Bennett, Nichelle L.; Welch, Dale R.

The kinetic codes used to model the coupled dynamics of electromagnetic fields and charged particle transport have requirements for spatial, temporal, and charge resolution. These requirements may vary by the solution technique and scope of the problem. In this report, we investigate the resolution limits in the energy-conserving implicit particle-in-cell code CHICAGO. This report has the narrow aim of determining the maximum acceptable grid spacing for the dense plasmas generated in models of z-pinch target gases and power-flow electrode plasmas.

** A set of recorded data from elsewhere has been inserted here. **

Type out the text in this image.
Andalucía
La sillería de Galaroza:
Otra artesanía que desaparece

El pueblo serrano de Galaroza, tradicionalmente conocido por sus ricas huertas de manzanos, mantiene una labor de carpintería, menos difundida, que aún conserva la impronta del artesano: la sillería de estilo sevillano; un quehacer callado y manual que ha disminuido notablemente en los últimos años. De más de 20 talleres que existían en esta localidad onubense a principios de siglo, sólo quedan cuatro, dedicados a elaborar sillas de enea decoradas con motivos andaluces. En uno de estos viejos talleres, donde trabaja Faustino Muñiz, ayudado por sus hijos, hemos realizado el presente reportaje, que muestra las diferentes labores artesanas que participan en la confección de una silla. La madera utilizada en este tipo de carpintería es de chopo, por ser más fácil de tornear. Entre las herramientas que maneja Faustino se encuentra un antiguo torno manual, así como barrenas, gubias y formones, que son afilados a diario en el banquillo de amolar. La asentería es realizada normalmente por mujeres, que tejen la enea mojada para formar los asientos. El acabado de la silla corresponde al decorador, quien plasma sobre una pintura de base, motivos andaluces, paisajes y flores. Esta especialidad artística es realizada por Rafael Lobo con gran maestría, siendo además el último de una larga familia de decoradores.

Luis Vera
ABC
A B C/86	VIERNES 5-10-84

In the 2D sample problem, the plasma drifts without external forces with velocity of 10 cm/µs. Simulations are scaled by plasma density to maintain uniform strides across the plasma and from the plasma to the boundaries. Additionally, the cloud-in-cell technique is used with 400 particles per cell and Δt = 0.85× the Courant limit. For the linear cloud distribution, the criterion for conserving energy is ΔE/Etot < 0.01 for 50,000 time steps. The grid resolution is determined to crudely be Δx ≲ 3ls, where ls is the electron collisionless skin depth. For the second-order cloud distribution the criterion is ΔE/Etot < 0.005 yielding Δx ≤ 15ls. These scalings are functions of the chosen vd, Δt, particles-per-cell, and number of steps.